4. Pagination Patterns

Probe the maximum page size first

Before paginating, test whether the API accepts larger page sizes than the frontend defaults. Many APIs let you request 250–500 items per page even if the UI only shows 20. This dramatically reduces the number of requests and lowers the chance of hitting rate limits.

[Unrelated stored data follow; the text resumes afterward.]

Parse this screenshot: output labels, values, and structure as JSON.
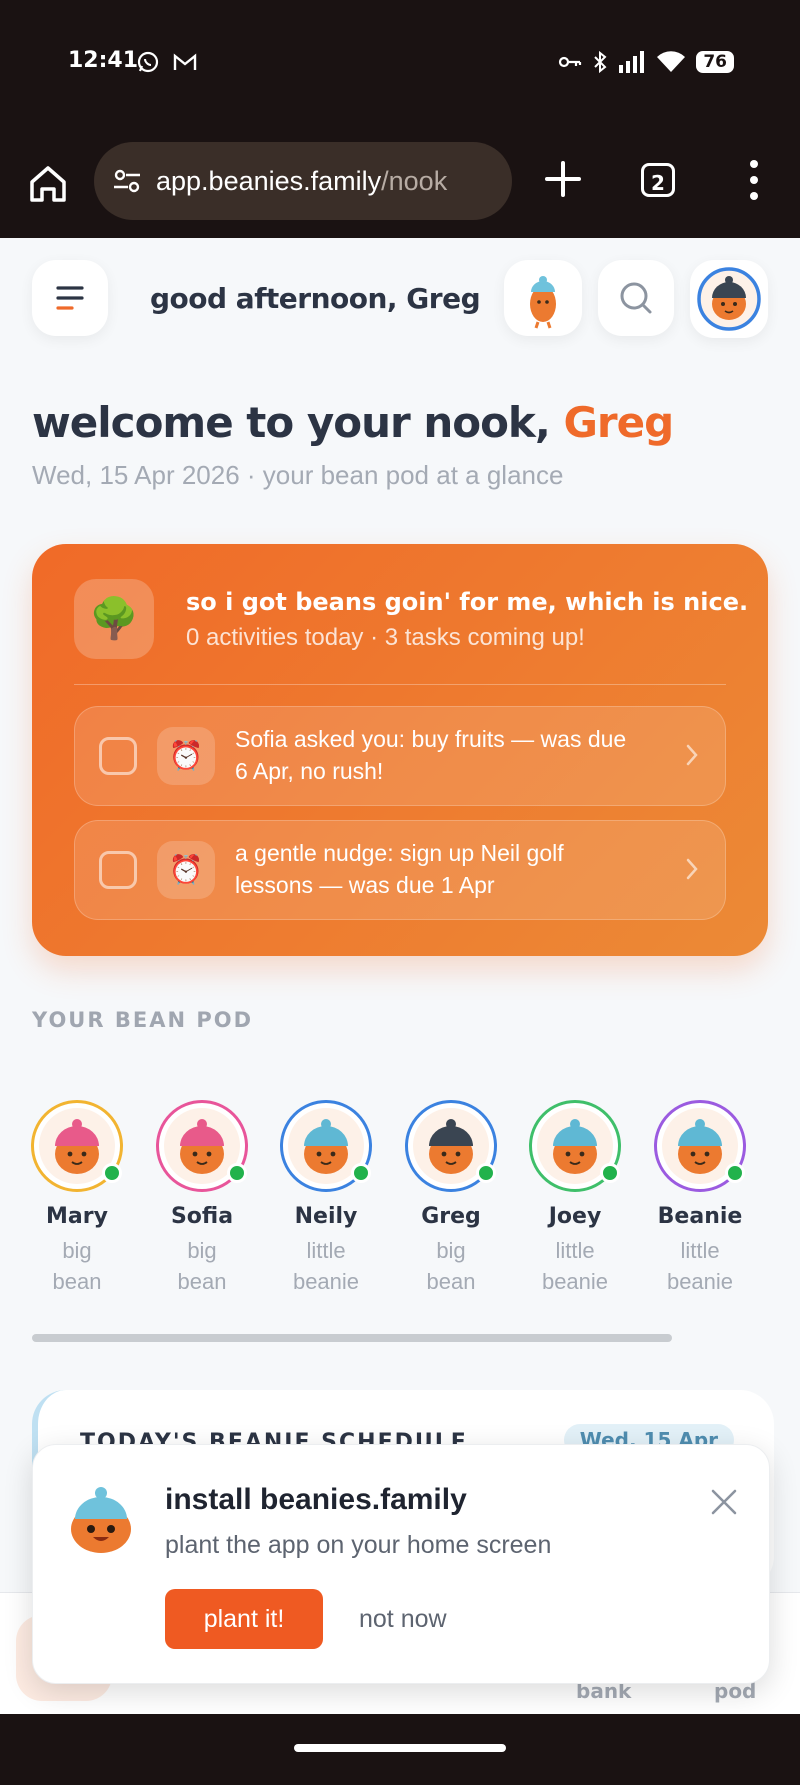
{
  "status_bar": {
    "time": "12:41",
    "battery": "76",
    "icons": [
      "whatsapp-icon",
      "gmail-icon",
      "key-icon",
      "bluetooth-icon",
      "signal-icon",
      "wifi-icon"
    ]
  },
  "browser": {
    "url_domain": "app.beanies.family",
    "url_path": "/nook",
    "tab_count": "2"
  },
  "header": {
    "greeting": "good afternoon, Greg"
  },
  "welcome": {
    "prefix": "welcome to your nook,",
    "name": "Greg",
    "subtitle": "Wed, 15 Apr 2026 · your bean pod at a glance"
  },
  "summary_card": {
    "title": "so i got beans goin' for me, which is nice.",
    "subtitle": "0 activities today · 3 tasks coming up!",
    "tasks": [
      {
        "text": "Sofia asked you: buy fruits — was due 6 Apr, no rush!",
        "checked": false
      },
      {
        "text": "a gentle nudge: sign up Neil golf lessons — was due 1 Apr",
        "checked": false
      }
    ]
  },
  "bean_pod": {
    "label": "YOUR BEAN POD",
    "members": [
      {
        "name": "Mary",
        "role_line1": "big",
        "role_line2": "bean",
        "ring": "#f2b431",
        "hat": "#e85a8a",
        "online": true
      },
      {
        "name": "Sofia",
        "role_line1": "big",
        "role_line2": "bean",
        "ring": "#e8559a",
        "hat": "#e85a8a",
        "online": true
      },
      {
        "name": "Neily",
        "role_line1": "little",
        "role_line2": "beanie",
        "ring": "#3b82e0",
        "hat": "#5fb8d4",
        "online": true
      },
      {
        "name": "Greg",
        "role_line1": "big",
        "role_line2": "bean",
        "ring": "#3b82e0",
        "hat": "#3a4552",
        "online": true
      },
      {
        "name": "Joey",
        "role_line1": "little",
        "role_line2": "beanie",
        "ring": "#3fbf6a",
        "hat": "#5fb8d4",
        "online": true
      },
      {
        "name": "Beanie",
        "role_line1": "little",
        "role_line2": "beanie",
        "ring": "#9b5be0",
        "hat": "#5fb8d4",
        "online": true
      }
    ]
  },
  "schedule": {
    "title": "TODAY'S BEANIE SCHEDULE",
    "date": "Wed, 15 Apr"
  },
  "bottom_nav": {
    "items": [
      "bank",
      "pod"
    ]
  },
  "install_prompt": {
    "title": "install beanies.family",
    "subtitle": "plant the app on your home screen",
    "primary_label": "plant it!",
    "secondary_label": "not now"
  },
  "colors": {
    "accent": "#ef6a2a",
    "online": "#22b24c",
    "text": "#2c3444",
    "muted": "#a4aab4"
  }
}
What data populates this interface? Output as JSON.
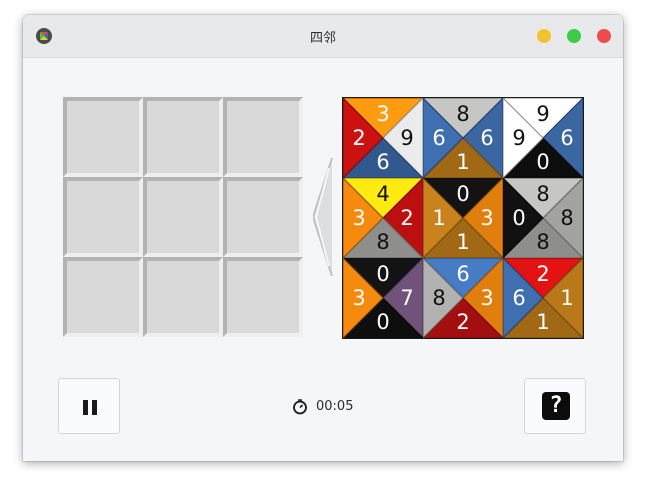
{
  "window": {
    "title": "四邻"
  },
  "window_buttons": [
    "minimize",
    "maximize",
    "close"
  ],
  "colors": {
    "0": "#111111",
    "1": "#c9821c",
    "2": "#cc1111",
    "3": "#f58a0f",
    "4": "#ecd20f",
    "6": "#3f6fb0",
    "7": "#7a5a86",
    "8": "#b1b1af",
    "9": "#ffffff"
  },
  "board": {
    "rows": 3,
    "cols": 3,
    "filled": 0
  },
  "tiles": [
    {
      "top": "3",
      "right": "9",
      "bottom": "6",
      "left": "2"
    },
    {
      "top": "8",
      "right": "6",
      "bottom": "1",
      "left": "6"
    },
    {
      "top": "9",
      "right": "6",
      "bottom": "0",
      "left": "9"
    },
    {
      "top": "4",
      "right": "2",
      "bottom": "8",
      "left": "3"
    },
    {
      "top": "0",
      "right": "3",
      "bottom": "1",
      "left": "1"
    },
    {
      "top": "8",
      "right": "8",
      "bottom": "8",
      "left": "0"
    },
    {
      "top": "0",
      "right": "7",
      "bottom": "0",
      "left": "3"
    },
    {
      "top": "6",
      "right": "3",
      "bottom": "2",
      "left": "8"
    },
    {
      "top": "2",
      "right": "1",
      "bottom": "1",
      "left": "6"
    }
  ],
  "controls": {
    "pause_icon": "pause-icon",
    "help_icon": "help-icon",
    "help_glyph": "?"
  },
  "timer": {
    "icon": "clock-icon",
    "elapsed": "00:05"
  }
}
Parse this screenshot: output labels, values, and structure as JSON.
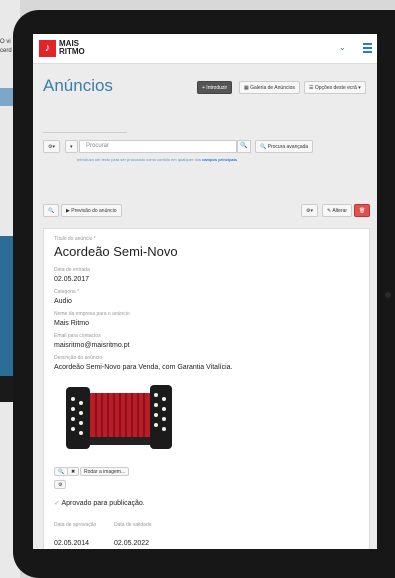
{
  "background_text": [
    "O vi",
    "cerd"
  ],
  "nav": {
    "logo_line1": "MAIS",
    "logo_line2": "RITMO",
    "chevron": "⌄",
    "menu_icon": "hamburger-icon"
  },
  "page_title": "Anúncios",
  "toolbar": {
    "introduzir": "+ Introduzir",
    "galeria": "Galeria de Anúncios",
    "opcoes": "Opções deste ecrã ▾"
  },
  "search": {
    "placeholder": "Procurar",
    "advanced": "Procura avançada",
    "hint_text": "Introduza um texto para ser procurado como contido em qualquer dos",
    "hint_link": "campos principais"
  },
  "actions": {
    "preview": "Previsão do anúncio",
    "alterar": "Alterar"
  },
  "record": {
    "title_label": "Título do anúncio *",
    "title": "Acordeão Semi-Novo",
    "date_label": "Data de entrada",
    "date": "02.05.2017",
    "category_label": "Categoria *",
    "category": "Audio",
    "company_label": "Nome da empresa para o anúncio",
    "company": "Mais Ritmo",
    "email_label": "Email para contactos",
    "email": "maisritmo@maisritmo.pt",
    "desc_label": "Descrição do anúncio",
    "desc": "Acordeão Semi-Novo para Venda, com Garantia Vitalícia.",
    "rotate": "Rodar a imagem...",
    "approved": "Aprovado para publicação.",
    "approval_label": "Data de aprovação",
    "approval_date": "02.05.2014",
    "validity_label": "Data de validade",
    "validity_date": "02.05.2022"
  },
  "colors": {
    "brand_red": "#e3232a",
    "link_blue": "#2b7bc6",
    "title_blue": "#3b7ea8"
  }
}
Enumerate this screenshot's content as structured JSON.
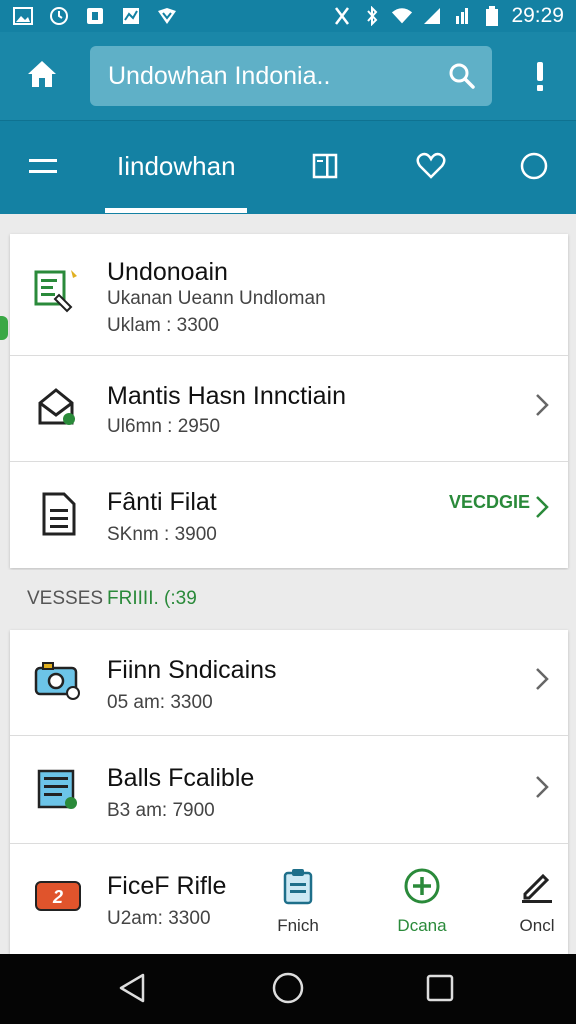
{
  "status_bar": {
    "time": "29:29"
  },
  "search": {
    "placeholder": "Undowhan Indonia.."
  },
  "tabs": {
    "active_label": "Iindowhan"
  },
  "card1": {
    "rows": [
      {
        "title": "Undonoain",
        "subtitle": "Ukanan Ueann Undloman",
        "meta": "Uklam : 3300"
      },
      {
        "title": "Mantis Hasn Innctiain",
        "subtitle": "Ul6mn : 2950"
      },
      {
        "title": "Fânti Filat",
        "subtitle": "SKnm : 3900",
        "badge": "VECDGIE"
      }
    ]
  },
  "section": {
    "label_gray": "VESSES",
    "label_green": "FRIIII. (:39"
  },
  "card2": {
    "rows": [
      {
        "title": "Fiinn Sndicains",
        "subtitle": "05 am: 3300"
      },
      {
        "title": "Balls Fcalible",
        "subtitle": "B3 am: 7900"
      },
      {
        "title": "FiceF Rifle",
        "subtitle": "U2am: 3300"
      }
    ]
  },
  "bottom_actions": [
    {
      "label": "Fnich"
    },
    {
      "label": "Dcana"
    },
    {
      "label": "Oncl"
    }
  ],
  "colors": {
    "primary": "#1481a3",
    "appbar": "#1a87a8",
    "accent_green": "#2a8a3a"
  }
}
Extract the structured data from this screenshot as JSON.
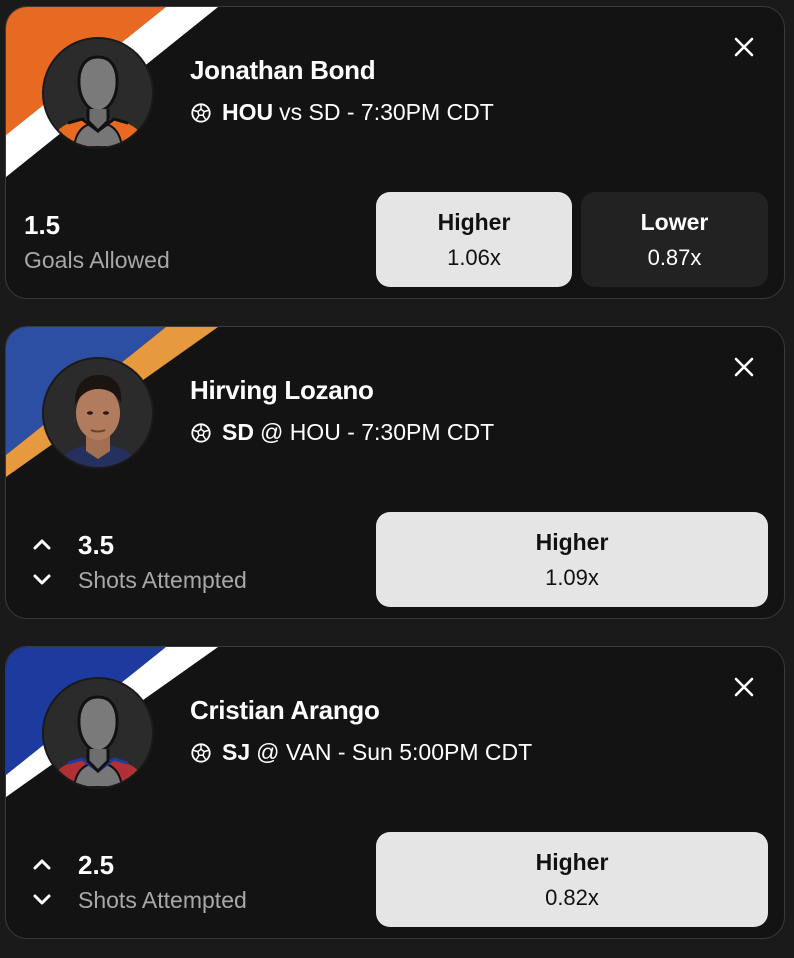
{
  "cards": [
    {
      "player": "Jonathan Bond",
      "matchup_team": "HOU",
      "matchup_rest": "vs SD - 7:30PM CDT",
      "line": "1.5",
      "stat": "Goals Allowed",
      "options": [
        {
          "label": "Higher",
          "multiplier": "1.06x",
          "selected": true
        },
        {
          "label": "Lower",
          "multiplier": "0.87x",
          "selected": false
        }
      ],
      "team_colors": {
        "primary": "#e86a22",
        "stripe": "#ffffff"
      },
      "avatar": "default-player-silhouette",
      "jersey_color": "#e86a22"
    },
    {
      "player": "Hirving Lozano",
      "matchup_team": "SD",
      "matchup_rest": "@ HOU - 7:30PM CDT",
      "line": "3.5",
      "stat": "Shots Attempted",
      "options": [
        {
          "label": "Higher",
          "multiplier": "1.09x",
          "selected": true
        }
      ],
      "team_colors": {
        "primary": "#2d4fa3",
        "stripe": "#e6993d"
      },
      "avatar": "player-photo"
    },
    {
      "player": "Cristian Arango",
      "matchup_team": "SJ",
      "matchup_rest": "@ VAN - Sun 5:00PM CDT",
      "line": "2.5",
      "stat": "Shots Attempted",
      "options": [
        {
          "label": "Higher",
          "multiplier": "0.82x",
          "selected": true
        }
      ],
      "team_colors": {
        "primary": "#1d3a9e",
        "stripe": "#ffffff"
      },
      "avatar": "default-player-silhouette",
      "jersey_color": "#b03036"
    }
  ],
  "icons": {
    "close": "close-icon",
    "sport": "soccer-ball-icon",
    "up": "chevron-up-icon",
    "down": "chevron-down-icon"
  },
  "colors": {
    "card_bg": "#131313",
    "selected_button": "#e5e5e5",
    "unselected_button": "#222222",
    "secondary_text": "#a8a8a8"
  }
}
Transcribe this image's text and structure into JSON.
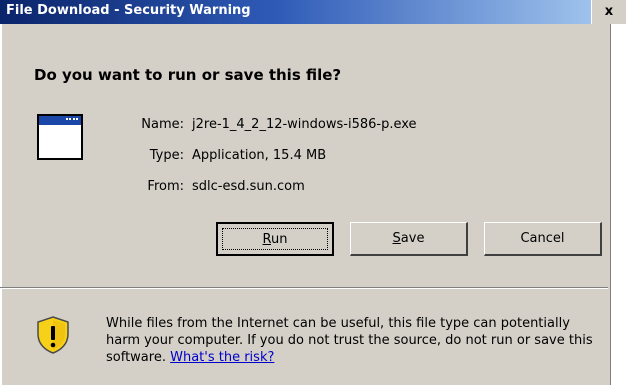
{
  "window": {
    "title": "File Download - Security Warning",
    "close_glyph": "x"
  },
  "question": "Do you want to run or save this file?",
  "file_info": {
    "icon": "application-window-icon",
    "name_label": "Name:",
    "name_value": "j2re-1_4_2_12-windows-i586-p.exe",
    "type_label": "Type:",
    "type_value": "Application, 15.4 MB",
    "from_label": "From:",
    "from_value": "sdlc-esd.sun.com"
  },
  "buttons": {
    "run": {
      "mnemonic": "R",
      "rest": "un"
    },
    "save": {
      "mnemonic": "S",
      "rest": "ave"
    },
    "cancel": "Cancel"
  },
  "warning": {
    "icon": "shield-warning-icon",
    "text": "While files from the Internet can be useful, this file type can potentially harm your computer. If you do not trust the source, do not run or save this software.",
    "link": "What's the risk?"
  },
  "colors": {
    "title_gradient_start": "#0a246a",
    "title_gradient_end": "#a6caf0",
    "dialog_background": "#d4d0c8",
    "link": "#0000cc",
    "shield_yellow": "#f7d117"
  }
}
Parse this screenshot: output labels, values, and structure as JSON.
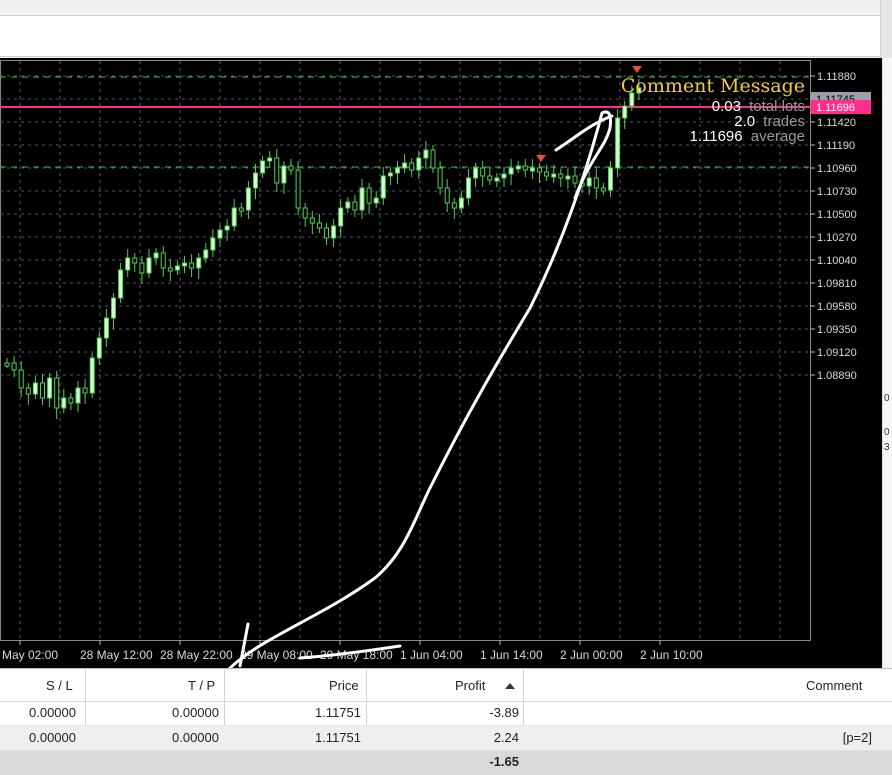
{
  "chart": {
    "price_axis": [
      "1.11880",
      "1.11650",
      "1.11420",
      "1.11190",
      "1.10960",
      "1.10730",
      "1.10500",
      "1.10270",
      "1.10040",
      "1.09810",
      "1.09580",
      "1.09350",
      "1.09120",
      "1.08890"
    ],
    "current_price_tag": "1.11745",
    "average_price_tag": "1.11696",
    "time_axis": [
      "May 02:00",
      "28 May 12:00",
      "28 May 22:00",
      "29 May 08:00",
      "29 May 18:00",
      "1 Jun 04:00",
      "1 Jun 14:00",
      "2 Jun 00:00",
      "2 Jun 10:00"
    ],
    "comment": {
      "title": "Comment Message",
      "lots_value": "0.03",
      "lots_label": "total lots",
      "trades_value": "2.0",
      "trades_label": "trades",
      "avg_value": "1.11696",
      "avg_label": "average"
    },
    "colors": {
      "background": "#000000",
      "grid": "#4c5a6a",
      "bull_candle": "#d6ffd6",
      "bear_candle": "#000000",
      "wick": "#52d052",
      "avg_line": "#ff2e8a",
      "level_line": "#3cbf3c",
      "comment_title": "#f2c84b",
      "label_gray": "#9a9a9a",
      "sell_arrow": "#e0523a",
      "annotation": "#ffffff"
    }
  },
  "right_edge": {
    "marks": [
      "0",
      "0",
      "3"
    ]
  },
  "table": {
    "columns": [
      "S / L",
      "T / P",
      "Price",
      "Profit",
      "Comment"
    ],
    "sorted_column_icon": "sort-ascending-icon",
    "rows": [
      {
        "sl": "0.00000",
        "tp": "0.00000",
        "price": "1.11751",
        "profit": "-3.89",
        "comment": ""
      },
      {
        "sl": "0.00000",
        "tp": "0.00000",
        "price": "1.11751",
        "profit": "2.24",
        "comment": "[p=2]"
      }
    ],
    "total_profit": "-1.65"
  }
}
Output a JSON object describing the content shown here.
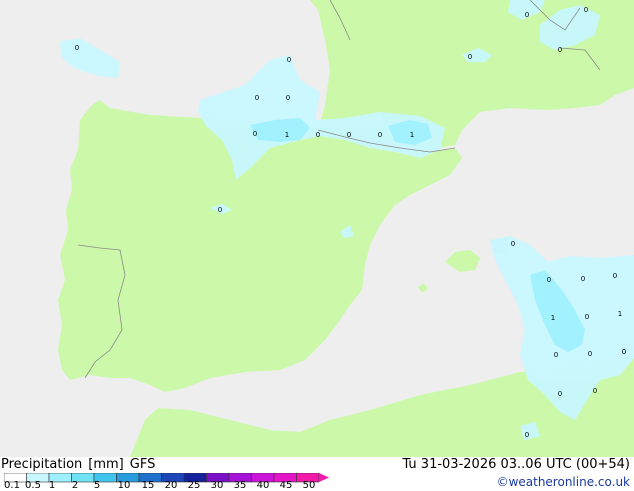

# During discovery, probe the max page size:
for size in [50, 100, 250, 500]:
    resp = client.get(url, params={"limit": size, "page": 1})
    if resp.status_code == 200 and len(resp.json().get("items", [])) > 0:
        log.info("Page size %d works (%d items)", size, len(resp.json()["items"]))
    else:
        log.info("Page size %d rejected or capped", size)
        break

Page-number based

page = 1
while True:
    data = client.get(url, params={"page": page, "per_page": 20}).json()
    items = data["items"]
    if not items:
        break
    yield from items
    page += 1
    time.sleep(REQUEST_DELAY)

Cursor-based

cursor = None
while True:
    params = {"limit": 20}
    if cursor:
        params["cursor"] = cursor
    data = client.get(url, params=params).json()
    yield from data["items"]
    cursor = data.get("next_cursor")
    if not cursor:
        break
    time.sleep(REQUEST_DELAY)

Offset-based

offset = 0
limit = 20
while True:
    data = client.get(url, params={"offset": offset, "limit": limit}).json()
    items = data["results"]
    if not items:
        break
    yield from items
    offset += limit
    time.sleep(REQUEST_DELAY)

Next-URL based

next_url = initial_url
while next_url:
    data = client.get(next_url).json()
    yield from data["results"]
    next_url = data.get("next")  # full URL to next page
    time.sleep(REQUEST_DELAY)

Infinite scroll / load-more (JS required)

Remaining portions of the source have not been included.